It is to South America what the tea of China is to Europe and the United States; nor are its qualities very greatly different from those of the Asiatic herb.

The yerba trees grow in forests, called yerbales, on the rivers of Paraguay, and attain a considerable size.

At the time of gathering, a party of peons are sent into the forest, who collect the branches, sprigs, and leaves in vast piles, which are afterwards thoroughly scorched. This being accomplished, the leaves and twigs are packed in a raw hide, which contracts as it dries, compressing the yerba into an almost solid mass. In this condition it is sent to market.

The maté is a small gourd, which forms the general drinking-cup in all the regions which I visited. An infusion of the yerba having been made, with accessories, as in our own country, it is sucked from the maté through a tin or silver tube, called the bombilla, which is provided at its lower extremity with a strainer, which prevents the fine particles of the yerba from rising to the mouth. The name of the gourd or cup is not unfrequently coupled with that of the tea itself in mentioning the article.

At last everything was ready for our departure; and at eleven o’clock one starlight night we sailed slowly along the little Tigre, and, passing the peach islands at its mouth, in an hour after, were fairly on our passage across the Plata, which at this point is nearly thirty miles wide. Upon arriving off the San Juan River, early the next morning, the tide was out, and the bar at the mouth of the stream impassable, which obliged us to remain stationary until afternoon, when the rising tide permitted us to wind up the stream, and through luxuriant foliage, the home of the tiger-cat, and once the lair of the fierce jaguar, which is now, however, rarely met with, having been driven from his ancient hunting-grounds by parties of natives who had been exasperated by his continual depredations. Now the little tiger-cat and wild dogs are their tormentors and annually a tiger hunt comes off at the mouth of the river.

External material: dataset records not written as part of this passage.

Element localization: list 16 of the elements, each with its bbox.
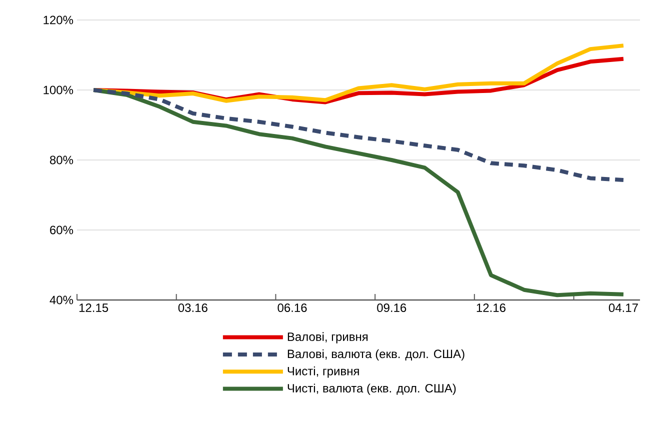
y-tick-label: 100%	[44, 86, 74, 94]
y-tick-label: 40%	[50, 296, 74, 304]
x-tick-label: 12.15	[79, 304, 108, 312]
y-tick-label: 80%	[50, 156, 74, 164]
y-tick-label: 120%	[44, 16, 74, 24]
x-tick-label: 06.16	[278, 304, 307, 312]
x-tick-label: 04.17	[608, 304, 638, 312]
legend-label: Валові, гривня	[288, 332, 368, 344]
x-tick-label: 03.16	[178, 304, 208, 312]
y-tick-label: 60%	[50, 226, 74, 234]
x-tick-label: 09.16	[377, 304, 406, 312]
x-tick-label: 12.16	[476, 304, 506, 312]
legend-label: Чисті, валюта (екв. дол. США)	[288, 384, 456, 395]
legend-label: Валові, валюта (екв. дол. США)	[288, 349, 464, 361]
line-series	[92, 88, 626, 182]
legend-label: Чисті, гривня	[288, 366, 359, 378]
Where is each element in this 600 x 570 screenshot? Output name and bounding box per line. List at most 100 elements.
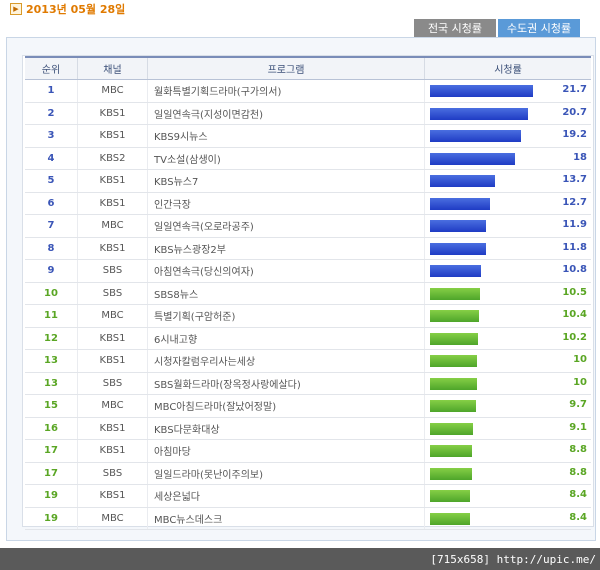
rating-bar bbox=[430, 287, 480, 300]
rating-cell: 9.7 bbox=[424, 394, 591, 418]
date-label: 2013년 05월 28일 bbox=[26, 3, 126, 16]
rating-value: 11.8 bbox=[562, 241, 587, 253]
header-rating: 시청률 bbox=[424, 56, 591, 80]
rank-cell: 13 bbox=[25, 349, 78, 373]
rating-value: 12.7 bbox=[562, 196, 587, 208]
rating-cell: 10.4 bbox=[424, 304, 591, 328]
rating-bar bbox=[430, 220, 486, 232]
channel-cell: KBS1 bbox=[77, 349, 148, 373]
header-program: 프로그램 bbox=[147, 56, 425, 80]
channel-cell: MBC bbox=[77, 304, 148, 328]
table-body: 1 MBC 월화특별기획드라마(구가의서) 21.7 2 KBS1 일일연속극(지성이면감천… bbox=[25, 79, 591, 530]
rating-bar bbox=[430, 512, 470, 525]
program-cell: 세상은넓다 bbox=[147, 484, 425, 508]
channel-cell: SBS bbox=[77, 259, 148, 283]
table-header-row: 순위 채널 프로그램 시청률 bbox=[25, 56, 591, 80]
rating-bar bbox=[430, 445, 472, 457]
rating-value: 10.4 bbox=[562, 309, 587, 320]
rating-bar bbox=[430, 332, 478, 345]
rating-cell: 10.5 bbox=[424, 282, 591, 305]
rating-cell: 10.8 bbox=[424, 259, 591, 283]
rating-value: 8.8 bbox=[569, 466, 587, 478]
program-cell: MBC뉴스데스크 bbox=[147, 507, 425, 530]
table-row: 12 KBS1 6시내고향 10.2 bbox=[25, 327, 591, 350]
table-row: 13 KBS1 시청자칼럼우리사는세상 10 bbox=[25, 349, 591, 373]
rank-cell: 2 bbox=[25, 102, 78, 125]
rating-cell: 11.9 bbox=[424, 214, 591, 238]
header-rank: 순위 bbox=[25, 56, 78, 80]
channel-cell: KBS1 bbox=[77, 102, 148, 125]
table-row: 6 KBS1 인간극장 12.7 bbox=[25, 192, 591, 215]
program-cell: 특별기획(구암허준) bbox=[147, 304, 425, 328]
tab-nationwide[interactable]: 전국 시청률 bbox=[414, 19, 496, 37]
program-cell: SBS월화드라마(장옥정사랑에살다) bbox=[147, 372, 425, 395]
channel-cell: KBS2 bbox=[77, 147, 148, 170]
rating-bar bbox=[430, 467, 472, 480]
program-cell: TV소설(삼생이) bbox=[147, 147, 425, 170]
rating-cell: 10 bbox=[424, 349, 591, 373]
arrow-right-icon: ▶ bbox=[10, 3, 22, 15]
rating-value: 11.9 bbox=[562, 219, 587, 230]
program-cell: 6시내고향 bbox=[147, 327, 425, 350]
table-row: 16 KBS1 KBS다문화대상 9.1 bbox=[25, 417, 591, 440]
program-cell: MBC아침드라마(잘났어정말) bbox=[147, 394, 425, 418]
program-cell: KBS다문화대상 bbox=[147, 417, 425, 440]
page-frame: ▶ 2013년 05월 28일 전국 시청률 수도권 시청률 순위 채널 프로그… bbox=[0, 0, 600, 548]
rating-value: 21.7 bbox=[562, 84, 587, 95]
rating-value: 9.7 bbox=[569, 399, 587, 410]
rating-bar bbox=[430, 310, 479, 322]
table-row: 11 MBC 특별기획(구암허준) 10.4 bbox=[25, 304, 591, 328]
program-cell: 일일연속극(오로라공주) bbox=[147, 214, 425, 238]
rank-cell: 10 bbox=[25, 282, 78, 305]
program-cell: 아침마당 bbox=[147, 439, 425, 463]
rank-cell: 8 bbox=[25, 237, 78, 260]
rank-cell: 13 bbox=[25, 372, 78, 395]
table-row: 5 KBS1 KBS뉴스7 13.7 bbox=[25, 169, 591, 193]
channel-cell: KBS1 bbox=[77, 192, 148, 215]
program-cell: 인간극장 bbox=[147, 192, 425, 215]
rating-bar bbox=[430, 355, 477, 367]
rank-cell: 5 bbox=[25, 169, 78, 193]
table-row: 7 MBC 일일연속극(오로라공주) 11.9 bbox=[25, 214, 591, 238]
rating-cell: 10.2 bbox=[424, 327, 591, 350]
rating-cell: 8.8 bbox=[424, 462, 591, 485]
rating-cell: 8.4 bbox=[424, 484, 591, 508]
rating-bar bbox=[430, 175, 495, 187]
channel-cell: KBS1 bbox=[77, 417, 148, 440]
header-channel: 채널 bbox=[77, 56, 148, 80]
program-cell: KBS9시뉴스 bbox=[147, 124, 425, 148]
rank-cell: 15 bbox=[25, 394, 78, 418]
rating-value: 20.7 bbox=[562, 106, 587, 118]
rating-value: 13.7 bbox=[562, 174, 587, 185]
rating-value: 8.4 bbox=[569, 489, 587, 500]
tab-capital-region[interactable]: 수도권 시청률 bbox=[498, 19, 580, 37]
rating-cell: 12.7 bbox=[424, 192, 591, 215]
rating-cell: 18 bbox=[424, 147, 591, 170]
table-row: 2 KBS1 일일연속극(지성이면감천) 20.7 bbox=[25, 102, 591, 125]
rank-cell: 17 bbox=[25, 462, 78, 485]
rank-cell: 1 bbox=[25, 79, 78, 103]
channel-cell: SBS bbox=[77, 372, 148, 395]
table-row: 10 SBS SBS8뉴스 10.5 bbox=[25, 282, 591, 305]
table-row: 17 KBS1 아침마당 8.8 bbox=[25, 439, 591, 463]
rating-bar bbox=[430, 107, 528, 120]
table-row: 13 SBS SBS월화드라마(장옥정사랑에살다) 10 bbox=[25, 372, 591, 395]
ratings-panel: 순위 채널 프로그램 시청률 1 MBC 월화특별기획드라마(구가의서) 21.7 2 K… bbox=[6, 37, 596, 541]
date-row: ▶ 2013년 05월 28일 bbox=[10, 2, 125, 16]
watermark: [715x658] http://upic.me/ bbox=[430, 553, 596, 566]
program-cell: 일일연속극(지성이면감천) bbox=[147, 102, 425, 125]
rank-cell: 19 bbox=[25, 484, 78, 508]
rating-cell: 11.8 bbox=[424, 237, 591, 260]
rank-cell: 19 bbox=[25, 507, 78, 530]
channel-cell: MBC bbox=[77, 507, 148, 530]
table-row: 15 MBC MBC아침드라마(잘났어정말) 9.7 bbox=[25, 394, 591, 418]
rating-bar bbox=[430, 265, 481, 277]
rating-bar bbox=[430, 377, 477, 390]
rating-value: 8.4 bbox=[569, 511, 587, 523]
channel-cell: SBS bbox=[77, 462, 148, 485]
rank-cell: 11 bbox=[25, 304, 78, 328]
rating-value: 18 bbox=[573, 151, 587, 163]
rating-cell: 13.7 bbox=[424, 169, 591, 193]
channel-cell: MBC bbox=[77, 394, 148, 418]
channel-cell: KBS1 bbox=[77, 237, 148, 260]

We arrived at our destination in due time, and the cargo of sheep was safely landed. Preparations for the night had hardly been completed, when from a certain quarter were heard loud and prolonged sounds, so wild and fearful that our attention was directed towards it.

“It is the voices of wild animals scenting the sheep-fold,” said one of our party. The shepherd dogs on the borders of the stream pricked up their ears, and the hair stood up stiffly upon their backs as they walked around the sleeping flock, growling savagely.

While we listened, the sounds grew more and more distinct, and shortly we were upon our feet to repel an attack from a pack of wild dogs. Perceiving that we were too strong to be molested with impunity, they withdrew, snapping and growling, for a short distance, where they continued their music for two or three hours, and then drew off to another estancia.

These animals hunt in packs, and though of a cowardly nature, will, when fierce with hunger, attack man. The following incident, which occurred a few days prior to our arrival, proves this often-contested fact.

A capataz (foreman) of an estancia (farm), while returning from a distant village to his home, met a pack of these dogs. The instinct of the brutes told them that the tired horse could not outstrip them in the long run. They gave chase, and soon brought the horse and rider to the ground. The capataz had no other weapon than his knife, which proved ineffectual for his defence, and both man and horse were torn to pieces and devoured.